En el año 303 llegó el prefecto Daciano a Córdoba, el gran centro político, económico y cultural, capital de la Hispania Ulterior. Las persecuciones llegarían hasta el año 313 en que el emperador Constantino promulgó el Edicto de Milán que concedía a los cristianos el ejercicio libre de su culto y la devolución de sus bienes incautados.

Zoilo era un joven cordobés, de familia acaudalada, que mostraba continuamente en público sus creencias en contra de las leyes romanas. Ello motivó su apresamiento, juicio y condena a muerte, si bien previamente a ello, por su significación, se le torturó “haciéndole abrir por la espalda y se sacaron los riñones”. A pesar de ello “no murió siendo el propio Daciano el que le cortara la cabeza”. Se ordenó el enterramiento en lugar desconocido para que no pudieran ser encontrados y reverenciados.
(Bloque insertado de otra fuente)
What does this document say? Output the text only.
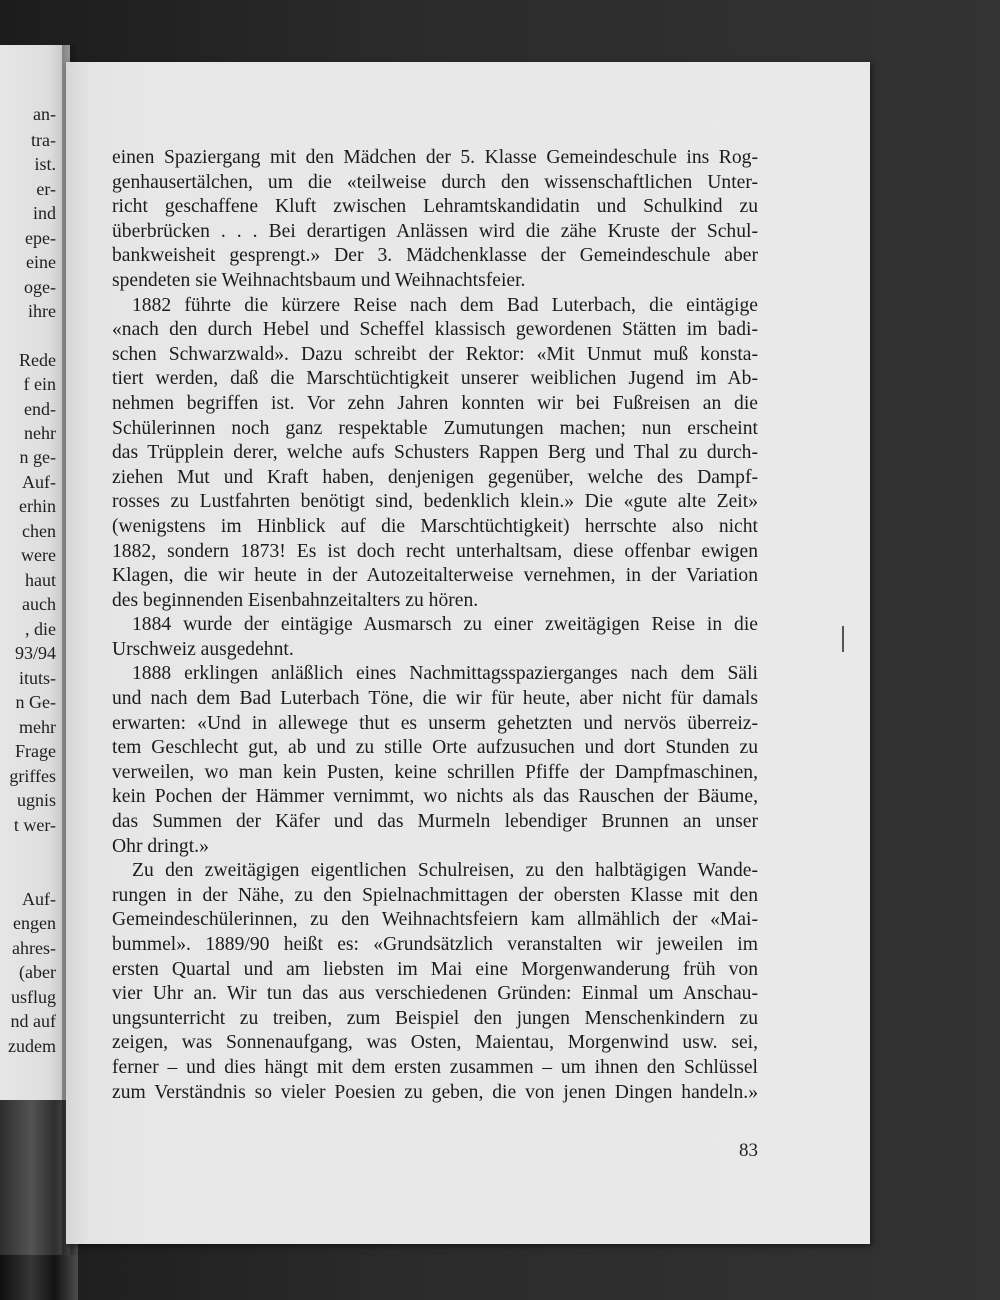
an-
tra-
ist.
er-
ind
epe-
eine
oge-
ihre
Rede
f ein
end-
nehr
n ge-
Auf-
erhin
chen
were
haut
auch
, die
93/94
ituts-
n Ge-
mehr
Frage
griffes
ugnis
t wer-
Auf-
engen
ahres-
(aber
usflug
nd auf
zudem

einen Spaziergang mit den Mädchen der 5. Klasse Gemeindeschule ins Rog-
genhausertälchen, um die «teilweise durch den wissenschaftlichen Unter-
richt geschaffene Kluft zwischen Lehramtskandidatin und Schulkind zu
überbrücken . . . Bei derartigen Anlässen wird die zähe Kruste der Schul-
bankweisheit gesprengt.» Der 3. Mädchenklasse der Gemeindeschule aber
spendeten sie Weihnachtsbaum und Weihnachtsfeier.

1882 führte die kürzere Reise nach dem Bad Luterbach, die eintägige
«nach den durch Hebel und Scheffel klassisch gewordenen Stätten im badi-
schen Schwarzwald». Dazu schreibt der Rektor: «Mit Unmut muß konsta-
tiert werden, daß die Marschtüchtigkeit unserer weiblichen Jugend im Ab-
nehmen begriffen ist. Vor zehn Jahren konnten wir bei Fußreisen an die
Schülerinnen noch ganz respektable Zumutungen machen; nun erscheint
das Trüpplein derer, welche aufs Schusters Rappen Berg und Thal zu durch-
ziehen Mut und Kraft haben, denjenigen gegenüber, welche des Dampf-
rosses zu Lustfahrten benötigt sind, bedenklich klein.» Die «gute alte Zeit»
(wenigstens im Hinblick auf die Marschtüchtigkeit) herrschte also nicht
1882, sondern 1873! Es ist doch recht unterhaltsam, diese offenbar ewigen
Klagen, die wir heute in der Autozeitalterweise vernehmen, in der Variation
des beginnenden Eisenbahnzeitalters zu hören.

1884 wurde der eintägige Ausmarsch zu einer zweitägigen Reise in die
Urschweiz ausgedehnt.

1888 erklingen anläßlich eines Nachmittagsspazierganges nach dem Säli
und nach dem Bad Luterbach Töne, die wir für heute, aber nicht für damals
erwarten: «Und in allewege thut es unserm gehetzten und nervös überreiz-
tem Geschlecht gut, ab und zu stille Orte aufzusuchen und dort Stunden zu
verweilen, wo man kein Pusten, keine schrillen Pfiffe der Dampfmaschinen,
kein Pochen der Hämmer vernimmt, wo nichts als das Rauschen der Bäume,
das Summen der Käfer und das Murmeln lebendiger Brunnen an unser
Ohr dringt.»

Zu den zweitägigen eigentlichen Schulreisen, zu den halbtägigen Wande-
rungen in der Nähe, zu den Spielnachmittagen der obersten Klasse mit den
Gemeindeschülerinnen, zu den Weihnachtsfeiern kam allmählich der «Mai-
bummel». 1889/90 heißt es: «Grundsätzlich veranstalten wir jeweilen im
ersten Quartal und am liebsten im Mai eine Morgenwanderung früh von
vier Uhr an. Wir tun das aus verschiedenen Gründen: Einmal um Anschau-
ungsunterricht zu treiben, zum Beispiel den jungen Menschenkindern zu
zeigen, was Sonnenaufgang, was Osten, Maientau, Morgenwind usw. sei,
ferner – und dies hängt mit dem ersten zusammen – um ihnen den Schlüssel
zum Verständnis so vieler Poesien zu geben, die von jenen Dingen handeln.»

83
Posteriormente un noble visigodo llamado Agapio o Agapito fue elegido obispo de Córdoba en el reinado de Sisebuto (612-621) y se cuenta como tuvo un sueño revelador del lugar donde se encontraban los restos de Zoilo y sus compañeros. Recuperados fueron llevados a la iglesia de San Félix o San Justo que desde entonces se llamó de San Zoilo (hoy es San Andrés o San Miguel) y de donde serían recuperadas siglos más tarde por el conde/infante Fernán de Carrión. El pueblo cordobés, en general, aceptó el carácter milagroso de las reliquias y de esta forma se le considera por los creyentes como el patrón “protector” de diversas dolencias y en especial las que afectan a los riñones. En Córdoba se conservan en la actualidad unas casas junto a la antigua iglesia de San Miguel (antes de San Zoilo) y en las que según la tradición vivió el santo Zoilo y se conserva la veneración al llamado “pozo de San Zoilo” a cuyas aguas se atribuyen “milagrosas” curaciones de los males renales ya que según la creencia popular a este pozo se “arrojaron los riñones de Zoilo” después del martirio.

De esta forma se crea la leyenda de este mártir cordobés junto a la de un san Liborio, obispo de Le Mans, en Francia, durante la mitad del siglo IV, y al que se ha atribuido desde finales del siglo XV un “poder sanador” contra los cálculos urinarios. La Medicina popular actúa a través de sus dioses sanadores y sus acólitos ensalmadores en los que nunca se ha podido comprobar una eficacia que sólo queda en una simple buena voluntad.